ただし、自分が被害を受けたと認識し主張することは、自分の力の弱さを認識し、暴露することでもある。ものごとを自分の意思のとおりに進められない、他人の意思のもとに置かれなければならないという、立場上の弱さを暴露することだ。だからこそ、わたしはココナツの話に恐怖の響きを感じとる。
たとえば西洋中世的な悪魔と性の価値観であれば、人間にとっての性の問題は、あくまで男のものだろう。女は性や誘惑と不可分に結びついた存在ではあるけれども、性的な関係をもつかどうか最終的に決めるのは、男であり、男の意志力である。ここで女は自分自身の「意思」をもたないから(悪魔の言いなりになっているにすぎない)、男が他人の「意思」によって無理やり射精させられることは、ない。だが、被害者・加害者の関係が成立する地平上に立つということは、男が女の意思によって、無理やり性的関係をもたされかねない位相に立つということである。性の決定権が、奪われるということだ。
ココナッツの話の「男=性の被害者」論に、漠然とした焦燥を感じるのは、こうした理由からなのではないか。女に「誘い受け」されることによって、男の意思ではなく女の意思によって(性的な)ものごとが進められることへの恐れ。

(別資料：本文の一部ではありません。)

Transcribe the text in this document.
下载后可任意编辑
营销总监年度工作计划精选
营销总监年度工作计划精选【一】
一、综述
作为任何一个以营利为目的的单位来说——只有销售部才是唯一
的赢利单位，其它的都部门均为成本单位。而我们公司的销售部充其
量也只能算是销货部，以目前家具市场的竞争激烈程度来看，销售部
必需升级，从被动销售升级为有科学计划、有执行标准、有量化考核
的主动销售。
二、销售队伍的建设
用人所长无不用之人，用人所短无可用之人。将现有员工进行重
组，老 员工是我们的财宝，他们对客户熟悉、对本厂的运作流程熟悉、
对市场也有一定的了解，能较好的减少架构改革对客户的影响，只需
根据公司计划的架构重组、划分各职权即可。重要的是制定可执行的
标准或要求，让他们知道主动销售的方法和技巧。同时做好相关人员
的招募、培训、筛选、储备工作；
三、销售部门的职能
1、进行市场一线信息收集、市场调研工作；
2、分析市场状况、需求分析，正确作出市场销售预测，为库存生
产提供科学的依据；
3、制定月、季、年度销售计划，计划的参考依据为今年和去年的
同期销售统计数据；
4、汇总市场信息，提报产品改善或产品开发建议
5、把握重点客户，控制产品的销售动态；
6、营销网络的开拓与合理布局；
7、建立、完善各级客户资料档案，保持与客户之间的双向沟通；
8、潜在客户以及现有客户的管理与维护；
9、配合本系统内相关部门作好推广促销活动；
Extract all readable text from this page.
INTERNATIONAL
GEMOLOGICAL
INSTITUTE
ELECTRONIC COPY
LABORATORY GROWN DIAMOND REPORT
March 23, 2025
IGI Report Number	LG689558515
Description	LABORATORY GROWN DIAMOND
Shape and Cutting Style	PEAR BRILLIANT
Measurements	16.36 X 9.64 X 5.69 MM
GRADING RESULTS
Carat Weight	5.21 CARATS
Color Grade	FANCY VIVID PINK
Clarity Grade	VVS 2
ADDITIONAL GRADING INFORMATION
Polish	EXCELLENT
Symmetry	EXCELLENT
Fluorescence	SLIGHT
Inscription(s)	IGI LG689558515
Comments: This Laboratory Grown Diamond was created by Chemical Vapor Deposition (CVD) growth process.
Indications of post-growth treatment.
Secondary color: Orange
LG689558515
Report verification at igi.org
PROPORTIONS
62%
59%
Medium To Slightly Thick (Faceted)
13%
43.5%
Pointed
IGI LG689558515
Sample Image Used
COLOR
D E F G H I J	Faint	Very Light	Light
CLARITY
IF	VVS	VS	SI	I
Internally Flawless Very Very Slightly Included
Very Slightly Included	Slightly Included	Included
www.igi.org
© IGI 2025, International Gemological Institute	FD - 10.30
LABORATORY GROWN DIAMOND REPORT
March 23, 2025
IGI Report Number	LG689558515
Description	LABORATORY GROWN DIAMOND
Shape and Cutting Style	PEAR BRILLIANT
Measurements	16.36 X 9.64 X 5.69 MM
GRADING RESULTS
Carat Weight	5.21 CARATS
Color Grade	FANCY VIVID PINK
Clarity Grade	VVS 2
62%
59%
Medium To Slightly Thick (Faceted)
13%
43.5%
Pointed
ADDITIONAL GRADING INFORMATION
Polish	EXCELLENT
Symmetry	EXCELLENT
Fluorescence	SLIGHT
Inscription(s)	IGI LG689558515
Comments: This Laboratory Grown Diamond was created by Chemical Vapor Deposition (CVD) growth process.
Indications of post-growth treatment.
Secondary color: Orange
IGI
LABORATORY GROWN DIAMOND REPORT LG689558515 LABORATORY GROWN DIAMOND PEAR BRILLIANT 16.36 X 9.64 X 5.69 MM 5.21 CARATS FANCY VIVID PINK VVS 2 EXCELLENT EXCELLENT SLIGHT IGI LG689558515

ひるがえって考えてみよう。女向けジャンル(小説・映画・漫画)は「女の主体性」への憧れを描きながら、同時に「でも攻めは男であってほしい」というズルい(かつヌルい)願望も再生産しつづけてきた。それによって生まれたのが「誘い受けする女」という表象であり、役割であり、キャラである。そういう意味では、ココナッツの話に見え隠れする恐怖からもうひとつ見えてくるものは、伝統的な女ジャンルの願望が現在の社会において(トラブルや恐怖をともないながら)成就されつつあるという兆しなのかもしれない。ウヘェ。
まあ、ヲタケンという人が言っている「ねぇほらあたしをみてもっとほめてもちあげてちやほやして」ていう丸見えの願望がうざいとか、特殊技能もないのに乳房とまんこついてるというだけの理由で(一時だけだろうが)人気をもってく同業者にはイライラするとかいう感情は、理解できないでもないんだけど。